As things stood, two things went off the rails. First, Frick was about to blow the whistle on the pop touring company the Outfit was using as a front. Now that Deke had recovered the memory stick and as long as Frick was out of the picture, that problem was scratched. But the Outfit's point man screwed up again leaving a bigger hole—this one in the pipeline; what the Outfit was really running under the Fed's nose. Meaning, as far as Walt and the Outfit were concerned, intercepting that missing stash patched the hole and marked the end of the line for Deke. As far as Deke was concerned, sticking it to Walt and the Outfit and keeping the missing stash all to himself would put him in the catbird seat for the first time and for a long time to come.

And that's as far as Deke could get with it. The yakking and flirty interruptions from the flight attendants made any thoughts about what it might take and what he'd  run into almost impossible.    

Eventually, the Disney-brained three said their cutesy goodbyes but, as usual, he barely acknowledged it.

Afterwards, at the terminal, two more muscle-relaxers enabled him to get the new, soft-grain luggage off the conveyor belt in Oakland in time to meet up with his contact. The guy was twenty-something, baby-faced, wore a black tank top with a shimmering crimson logo that read
Starshine
over his silver cargo pants.   

After letting on that his name was Tyler, he snatched Deke's luggage and told him to follow close. Holding on to his carry-on bag, Deke nodded as Tyler dumped Deke's suitcases in the trunk of an electric blue Lincoln town car waiting at the pickup curb and told Deke to hop in the back.

Shortly it turned out that Deke had two disposable clowns to deal with. The driver, who introduced himself as Seb, had on a duplicate getup, his head and neck shaved smooth, accented by a stubbled pasty face. To top it off, he had four silver studs lodged in his earlobe and a set of blood-red Starshine tattoos plastered over both flabby arms.

As Deke shifted around in the roomy interior, he realized that either Seb was on something or had a screw loose. As a duo, Tyler tried to play it brainy while Seb kept breaking into some lame, rhyming patter as he headed the Lincoln south toward Salinas.

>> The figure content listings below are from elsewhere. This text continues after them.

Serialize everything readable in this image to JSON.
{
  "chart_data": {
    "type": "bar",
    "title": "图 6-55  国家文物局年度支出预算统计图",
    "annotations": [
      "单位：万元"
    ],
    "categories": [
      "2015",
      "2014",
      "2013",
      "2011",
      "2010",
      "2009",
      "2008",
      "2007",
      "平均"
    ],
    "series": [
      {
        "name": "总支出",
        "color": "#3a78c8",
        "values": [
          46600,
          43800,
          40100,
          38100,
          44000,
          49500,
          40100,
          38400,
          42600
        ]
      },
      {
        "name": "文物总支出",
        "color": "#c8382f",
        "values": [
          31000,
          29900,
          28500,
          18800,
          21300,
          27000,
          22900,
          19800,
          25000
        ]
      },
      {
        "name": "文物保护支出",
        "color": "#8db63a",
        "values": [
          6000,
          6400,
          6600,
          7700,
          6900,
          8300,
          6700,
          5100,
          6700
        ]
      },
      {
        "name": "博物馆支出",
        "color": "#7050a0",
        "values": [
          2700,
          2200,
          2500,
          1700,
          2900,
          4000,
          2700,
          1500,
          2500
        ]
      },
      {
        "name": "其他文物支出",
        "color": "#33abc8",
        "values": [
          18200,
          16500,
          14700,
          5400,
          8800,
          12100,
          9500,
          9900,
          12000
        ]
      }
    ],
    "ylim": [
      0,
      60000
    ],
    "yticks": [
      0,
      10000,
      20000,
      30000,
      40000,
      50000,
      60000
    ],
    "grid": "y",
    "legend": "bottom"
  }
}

While barreling down a clogged freeway, air-conditioning blasting, tinted windows up so Deke could barely make out where he was, Deke reckoned his only recourse was to eke out whatever information he could before cutting loose.  

“I hear all you fellas from Starshine are about the same age.”  

“More or less,” said Tyler, turning his smooth face in Deke's direction.

“Less is more,” Seb chimed in. “Over thirty you hit the floor, like a wasted--”

“Shut it,” said Tyler. “Stick to your driving.”

“Like you're the boss, chief Crazy Horse, and I don't give a toss.”

Tyler shook his head and shrugged in apology. “Pay him no mind, man. He drives pretty good. That's about it.”

“Yeah,” said Seb, switching lanes and then swerving back to the center. “Enjoy the ride as I drive with pride.”